Rose Hip Tokko manque de personnalité, et prouve qu’il ne suffit pas de faire de jolis dessins pour faire un bon manga. Faut croire un minimum à ce qu’on raconte. Je me demande à quel point ce n’est pas fait exprès : genre un travail de commande qui le fait chier et qu’il sabote.
Je ne pense pas que la série des Rose Hip, aussi détestable soit-elle, soit effectivement un travail de commande. Ne serait-ce que parce que l’auteur s’est « donné la peine » de concevoir le prequel « Rose Hip Zero ». De toute manière, les flans commerciaux qu’ont été ces séries, et le fait que Fujisawa ait relancé sa licence Onizuka avec 14 Days (qui aura duré 9 volumes, tout de même), sont bien la preuve que le mangaka n’est vraiment plus à l’aise qu’avec l’humour un peu crétin.

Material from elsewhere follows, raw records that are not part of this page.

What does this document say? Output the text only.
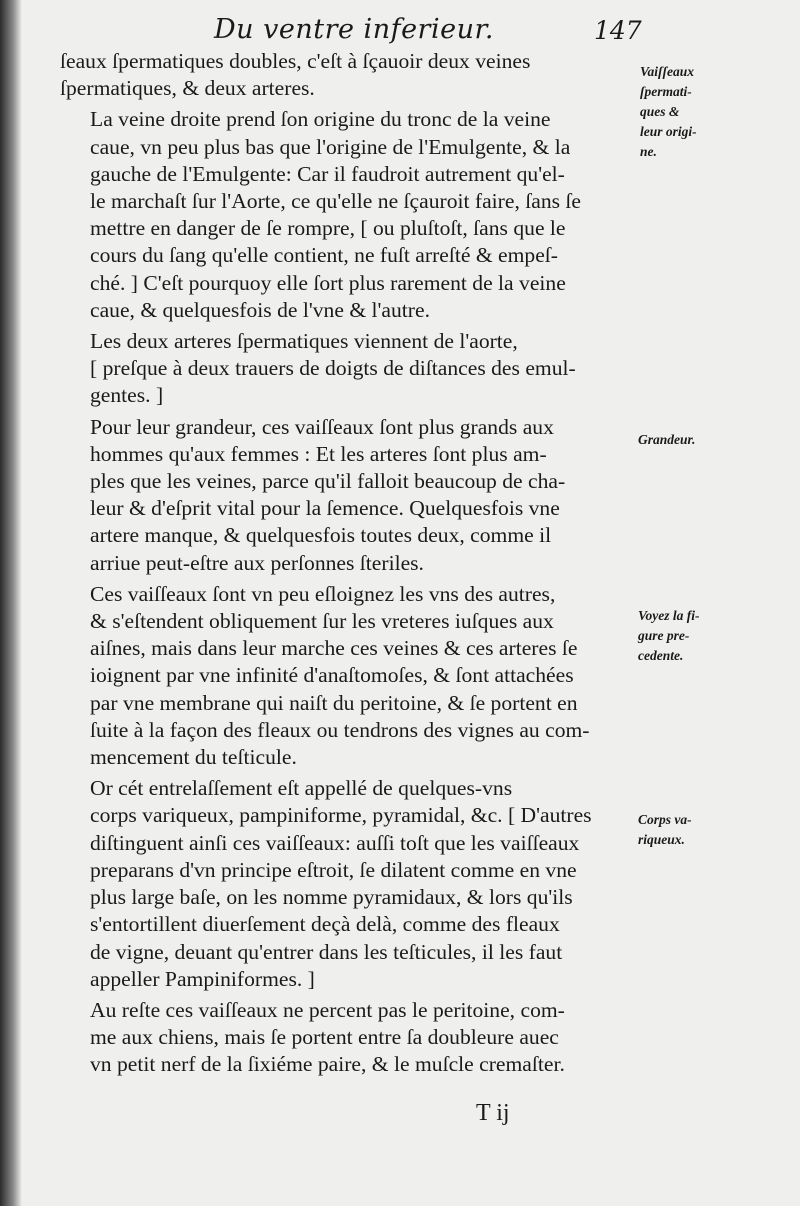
Du ventre inferieur.	147

ſeaux ſpermatiques doubles, c'eſt à ſçauoir deux veines
ſpermatiques, & deux arteres.

La veine droite prend ſon origine du tronc de la veine
caue, vn peu plus bas que l'origine de l'Emulgente, & la
gauche de l'Emulgente: Car il faudroit autrement qu'el-
le marchaſt ſur l'Aorte, ce qu'elle ne ſçauroit faire, ſans ſe
mettre en danger de ſe rompre, [ ou pluſtoſt, ſans que le
cours du ſang qu'elle contient, ne fuſt arreſté & empeſ-
ché. ] C'eſt pourquoy elle ſort plus rarement de la veine
caue, & quelquesfois de l'vne & l'autre.

Les deux arteres ſpermatiques viennent de l'aorte,
[ preſque à deux trauers de doigts de diſtances des emul-
gentes. ]

Pour leur grandeur, ces vaiſſeaux ſont plus grands aux
hommes qu'aux femmes : Et les arteres ſont plus am-
ples que les veines, parce qu'il falloit beaucoup de cha-
leur & d'eſprit vital pour la ſemence. Quelquesfois vne
artere manque, & quelquesfois toutes deux, comme il
arriue peut-eſtre aux perſonnes ſteriles.

Ces vaiſſeaux ſont vn peu eſloignez les vns des autres,
& s'eſtendent obliquement ſur les vreteres iuſques aux
aiſnes, mais dans leur marche ces veines & ces arteres ſe
ioignent par vne infinité d'anaſtomoſes, & ſont attachées
par vne membrane qui naiſt du peritoine, & ſe portent en
ſuite à la façon des fleaux ou tendrons des vignes au com-
mencement du teſticule.

Or cét entrelaſſement eſt appellé de quelques-vns
corps variqueux, pampiniforme, pyramidal, &c. [ D'autres
diſtinguent ainſi ces vaiſſeaux: auſſi toſt que les vaiſſeaux
preparans d'vn principe eſtroit, ſe dilatent comme en vne
plus large baſe, on les nomme pyramidaux, & lors qu'ils
s'entortillent diuerſement deçà delà, comme des fleaux
de vigne, deuant qu'entrer dans les teſticules, il les faut
appeller Pampiniformes. ]

Au reſte ces vaiſſeaux ne percent pas le peritoine, com-
me aux chiens, mais ſe portent entre ſa doubleure auec
vn petit nerf de la ſixiéme paire, & le muſcle cremaſter.

Vaiſſeaux
ſpermati-
ques &
leur origi-
ne.
Grandeur.
Voyez la fi-
gure pre-
cedente.
Corps va-
riqueux.
T ij
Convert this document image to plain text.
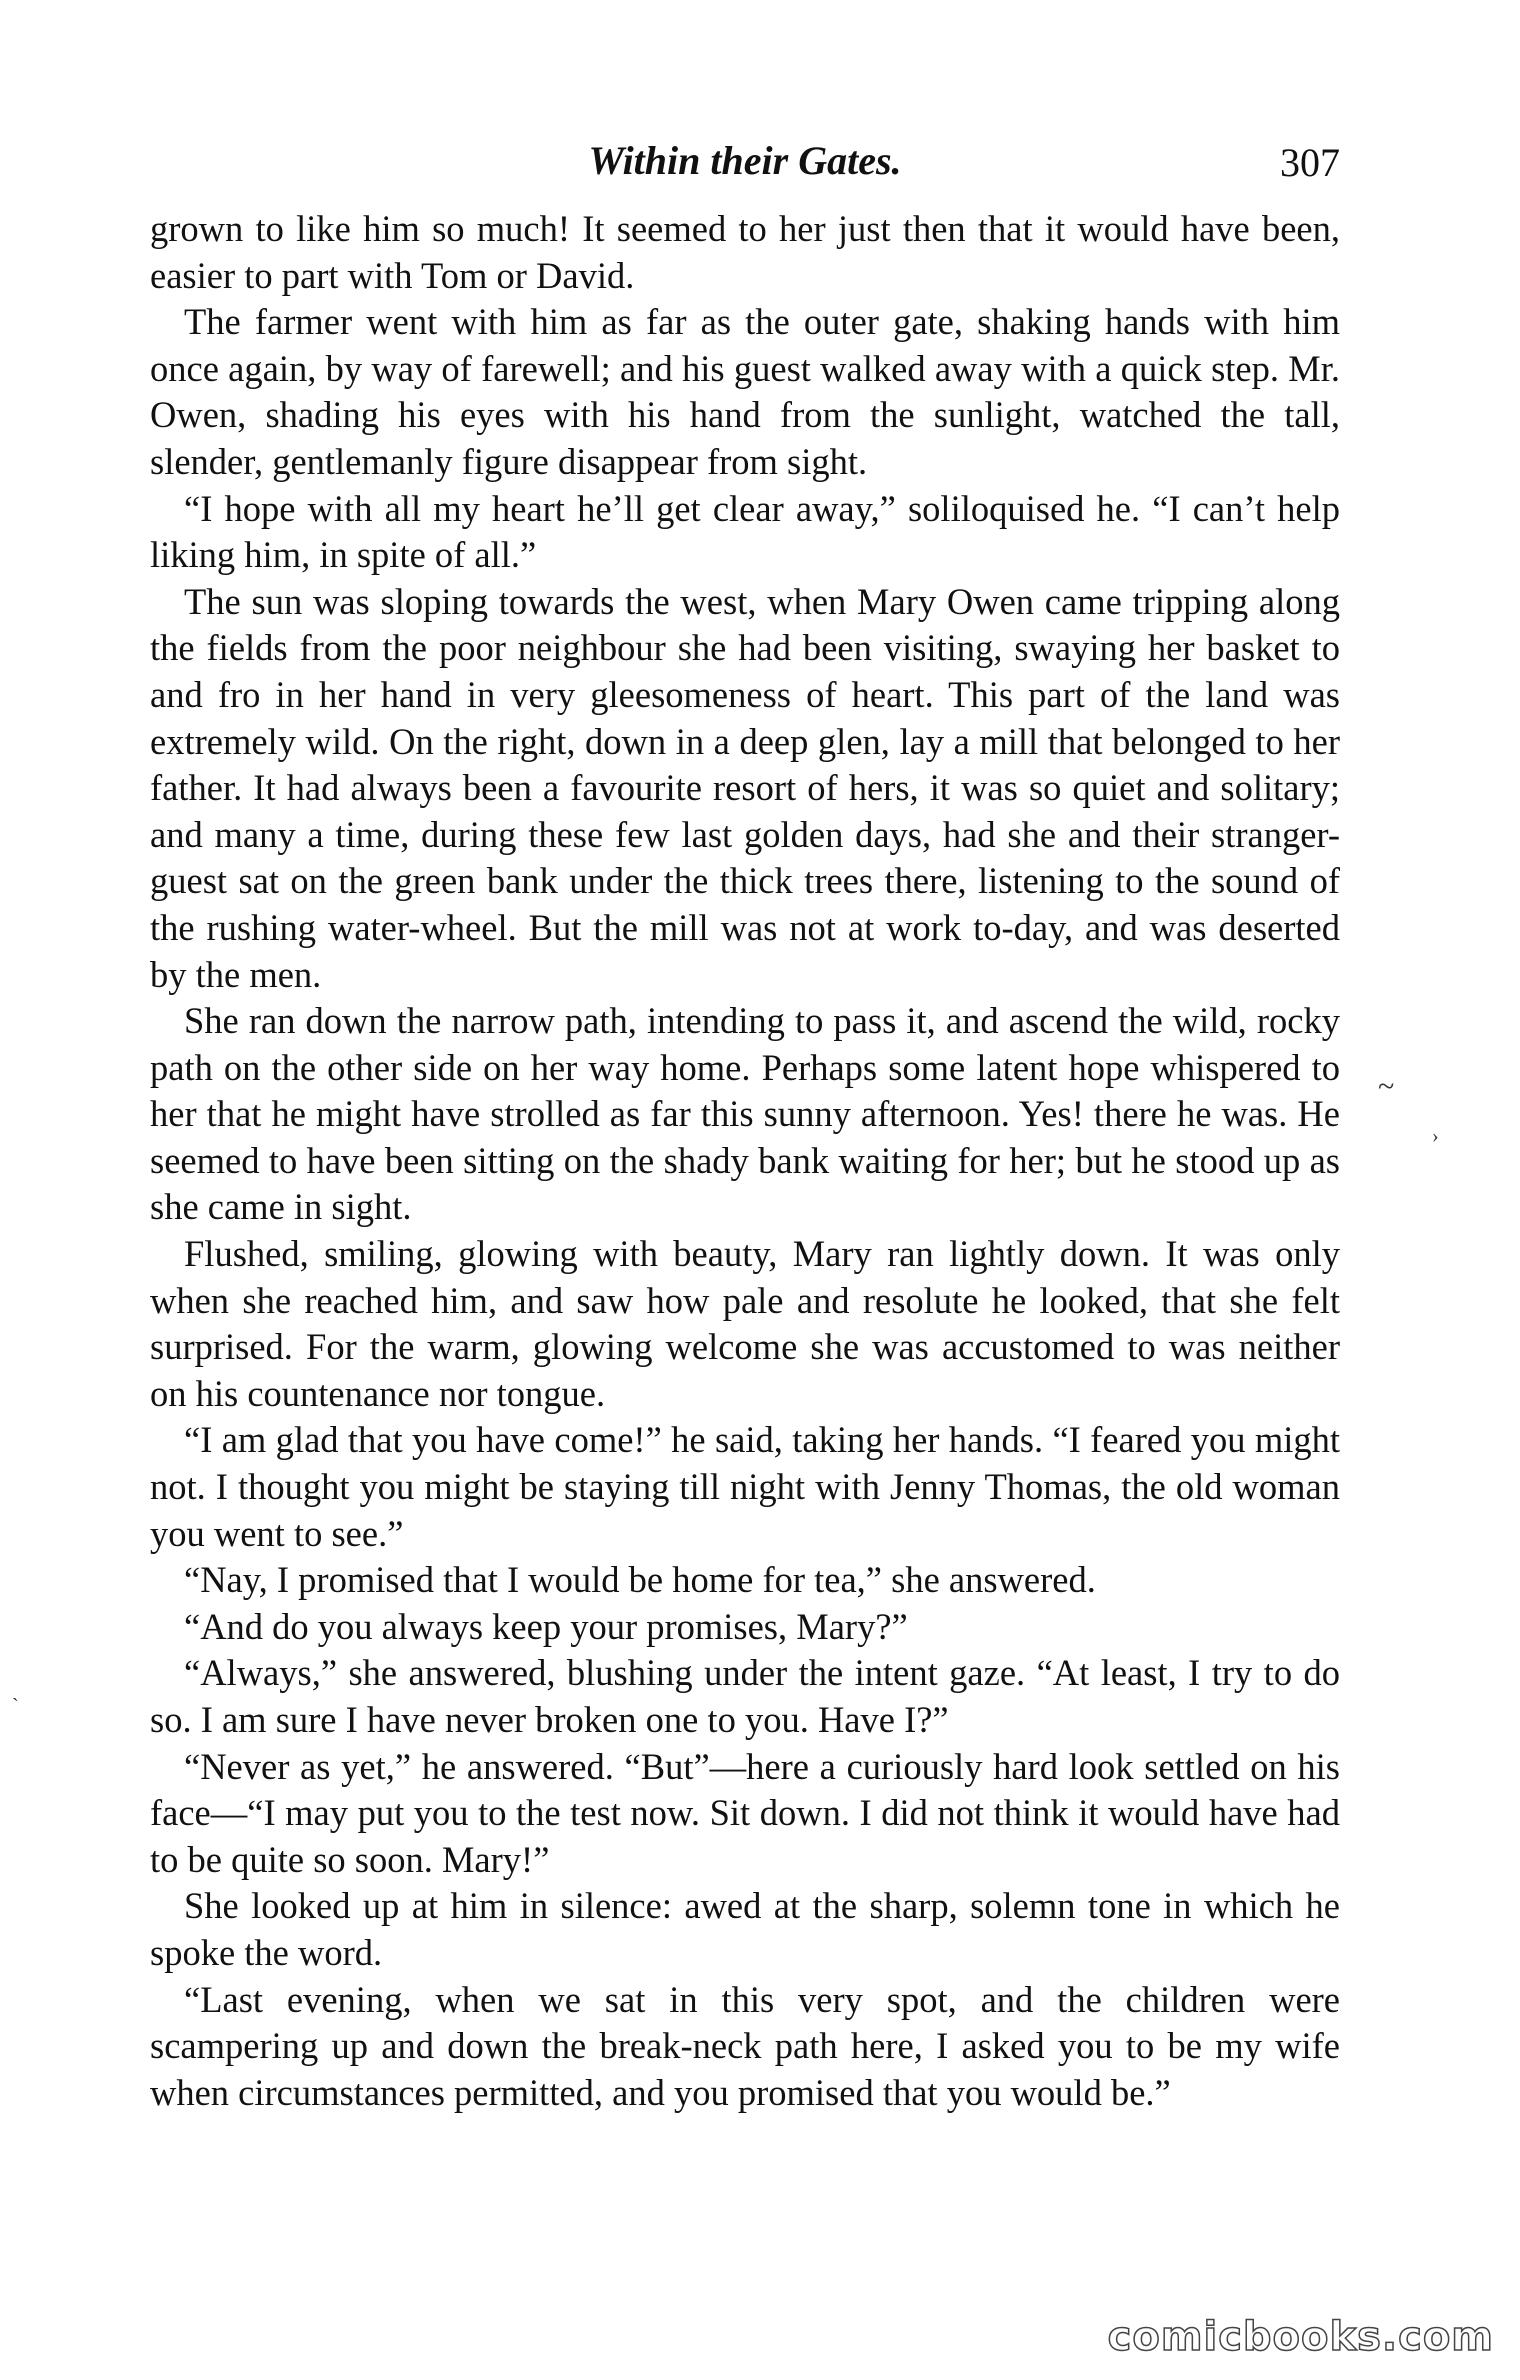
Within their Gates.	307

grown to like him so much! It seemed to her just then that it would have been, easier to part with Tom or David.

The farmer went with him as far as the outer gate, shaking hands with him once again, by way of farewell; and his guest walked away with a quick step. Mr. Owen, shading his eyes with his hand from the sunlight, watched the tall, slender, gentlemanly figure disappear from sight.

“I hope with all my heart he’ll get clear away,” soliloquised he. “I can’t help liking him, in spite of all.”

The sun was sloping towards the west, when Mary Owen came tripping along the fields from the poor neighbour she had been visiting, swaying her basket to and fro in her hand in very gleesomeness of heart. This part of the land was extremely wild. On the right, down in a deep glen, lay a mill that belonged to her father. It had always been a favourite resort of hers, it was so quiet and solitary; and many a time, during these few last golden days, had she and their stranger-guest sat on the green bank under the thick trees there, listening to the sound of the rushing water-wheel. But the mill was not at work to-day, and was deserted by the men.

She ran down the narrow path, intending to pass it, and ascend the wild, rocky path on the other side on her way home. Perhaps some latent hope whispered to her that he might have strolled as far this sunny afternoon. Yes! there he was. He seemed to have been sitting on the shady bank waiting for her; but he stood up as she came in sight.

Flushed, smiling, glowing with beauty, Mary ran lightly down. It was only when she reached him, and saw how pale and resolute he looked, that she felt surprised. For the warm, glowing welcome she was accustomed to was neither on his countenance nor tongue.

“I am glad that you have come!” he said, taking her hands. “I feared you might not. I thought you might be staying till night with Jenny Thomas, the old woman you went to see.”

“Nay, I promised that I would be home for tea,” she answered.

“And do you always keep your promises, Mary?”

“Always,” she answered, blushing under the intent gaze. “At least, I try to do so. I am sure I have never broken one to you. Have I?”

“Never as yet,” he answered. “But”—here a curiously hard look settled on his face—“I may put you to the test now. Sit down. I did not think it would have had to be quite so soon. Mary!”

She looked up at him in silence: awed at the sharp, solemn tone in which he spoke the word.

“Last evening, when we sat in this very spot, and the children were scampering up and down the break-neck path here, I asked you to be my wife when circumstances permitted, and you promised that you would be.”

~
›
`
comicbooks.com
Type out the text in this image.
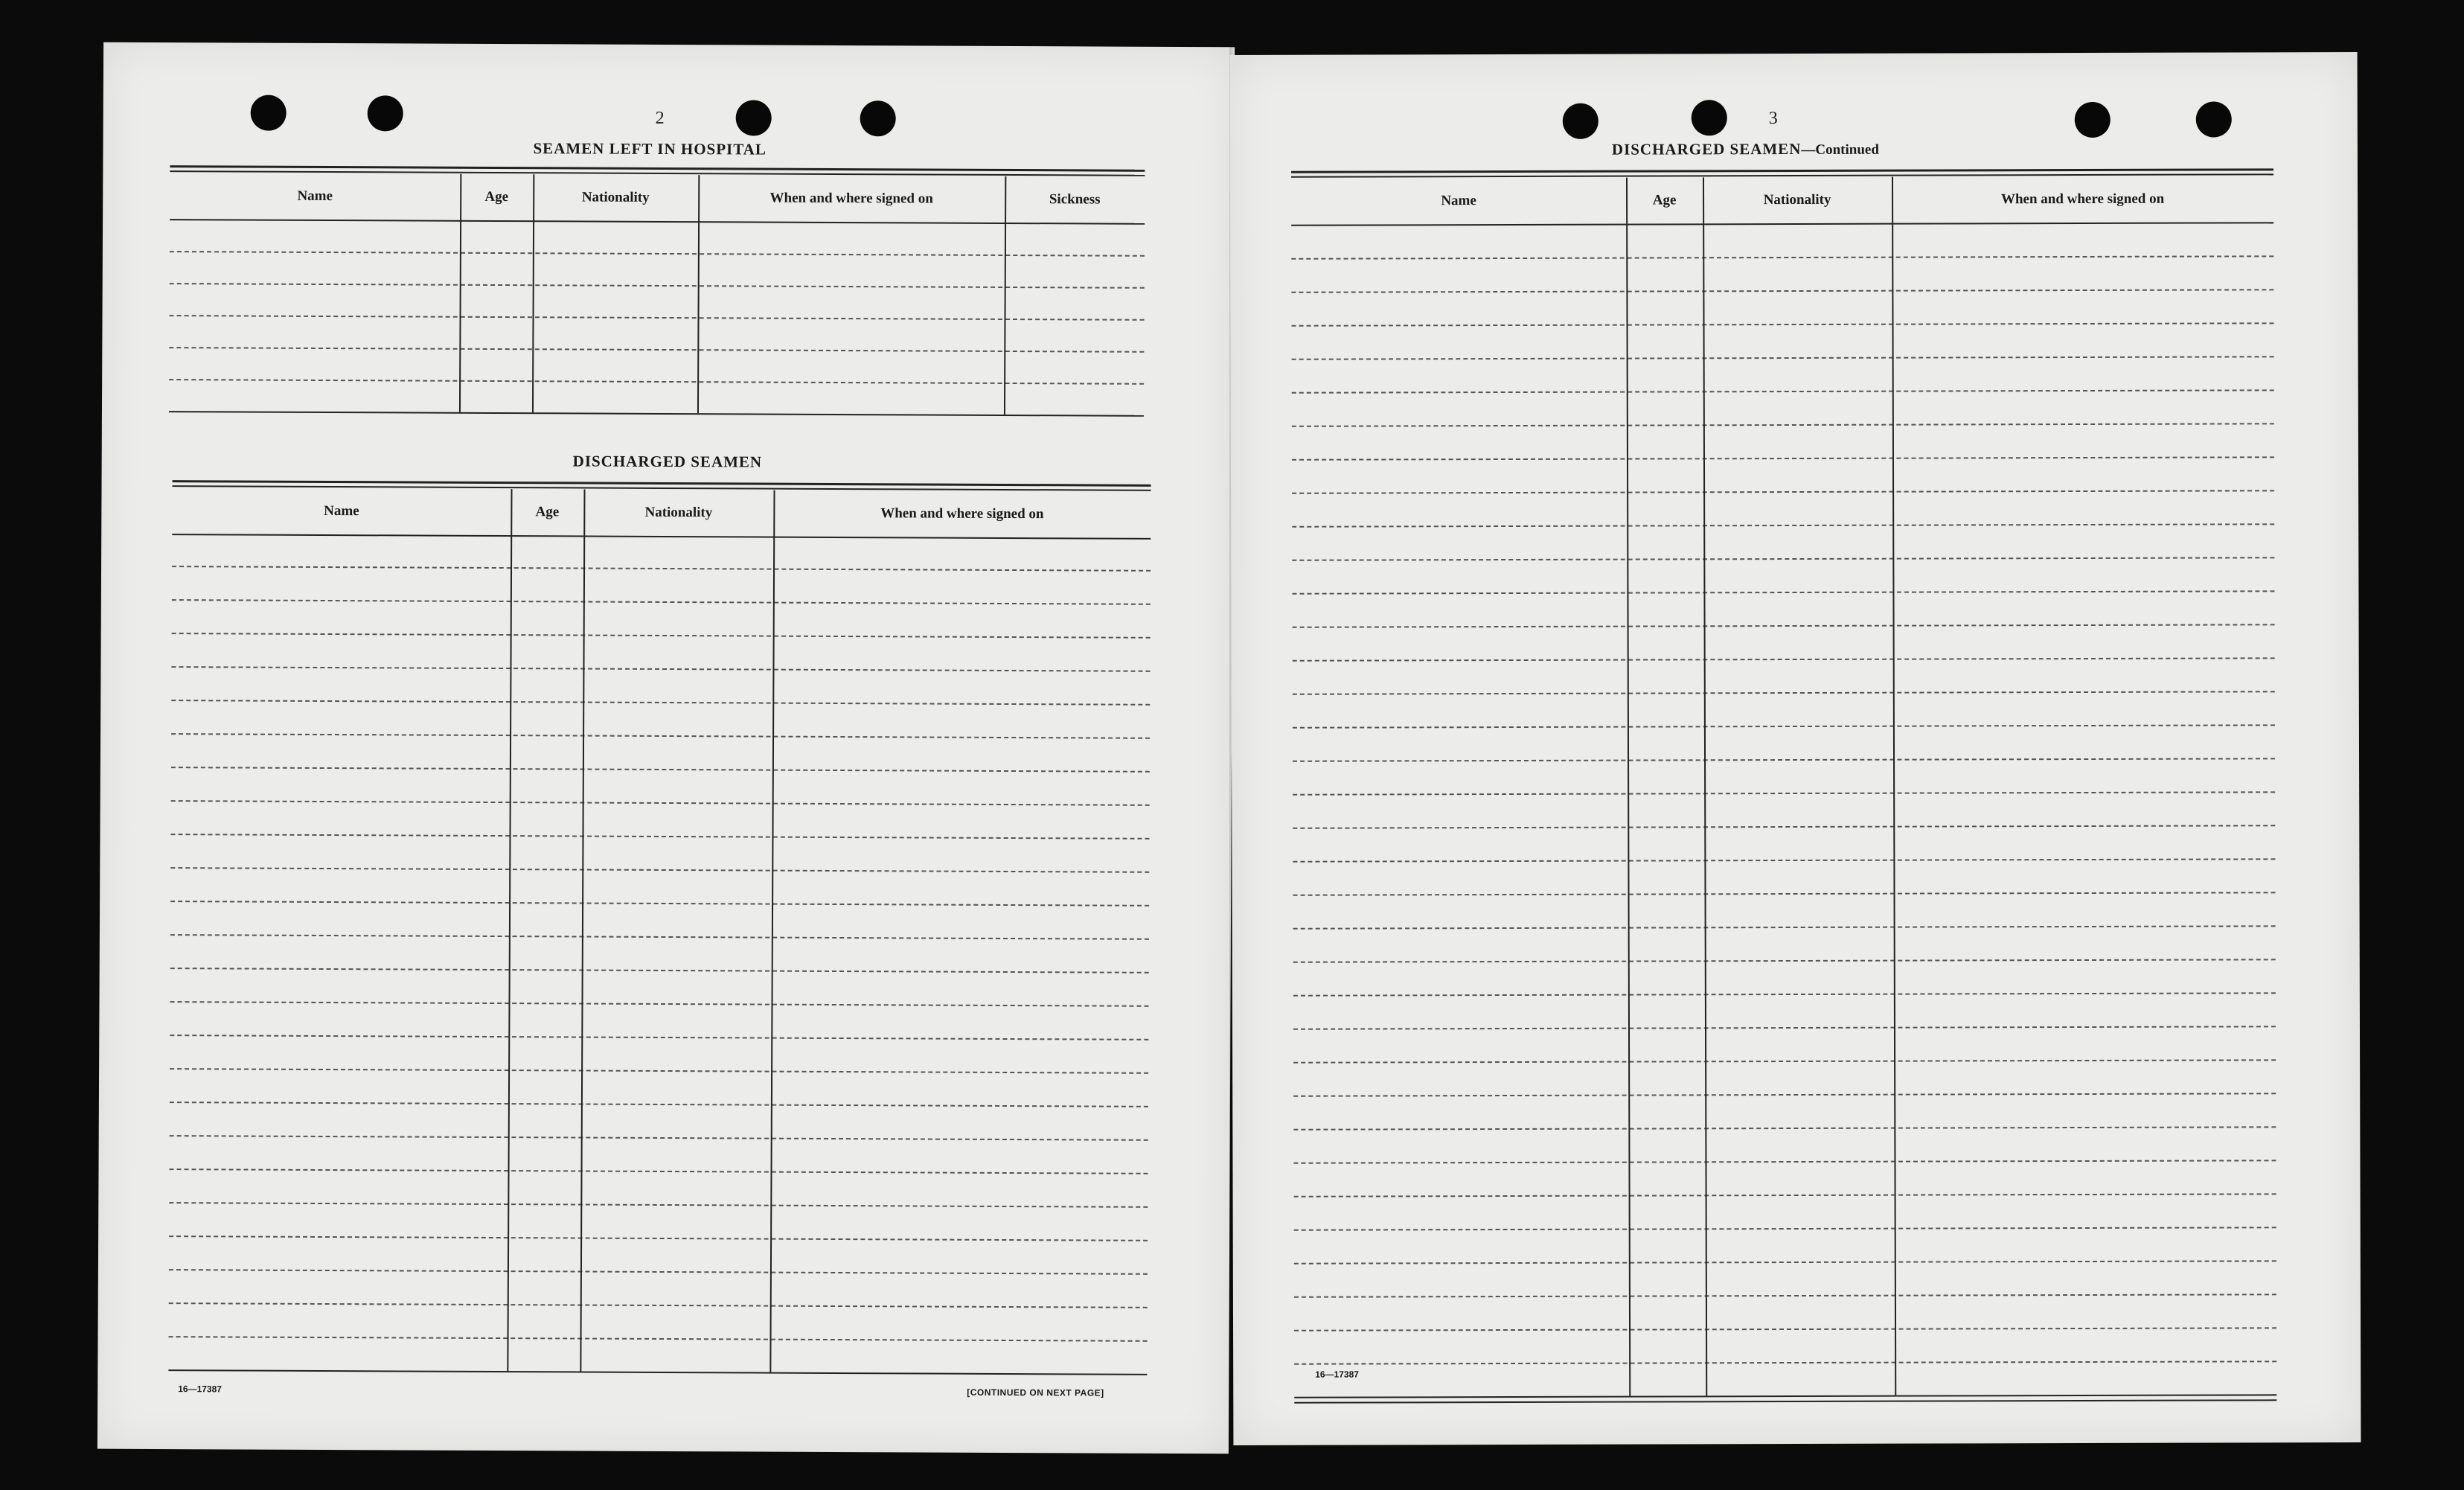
2
SEAMEN LEFT IN HOSPITAL
Name	Age	Nationality	When and where signed on	Sickness
DISCHARGED SEAMEN
Name	Age	Nationality	When and where signed on
16—17387	[CONTINUED ON NEXT PAGE]
3
DISCHARGED SEAMEN—Continued
Name	Age	Nationality	When and where signed on
16—17387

J’ai l’impression que l’auteur a du mal à sortir de GTO, surtout.
« J’ai l’impression que l’auteur a du mal à sortir de GTO, surtout. » -> c’est la seule chose qu’il fait de bien, il aurait tort de s’en priver…
Mackie, je te conseille plutôt Shonan Junai Gumi (GTO1), Bad Company (GTO2) et Shonan 14 days (GTO4).
Excuse moi mais c’est l’inverse Bad compagny (Collège) ce déroule avant Young GTO (Lycée).
Les Rose Hip, tout comme Tokko, sont en effet des titres peu reluisants. Ceci dit, Fujisawa a quand même été capable de pire: Momoider et, dans une moindre mesure, Kamen Teacher.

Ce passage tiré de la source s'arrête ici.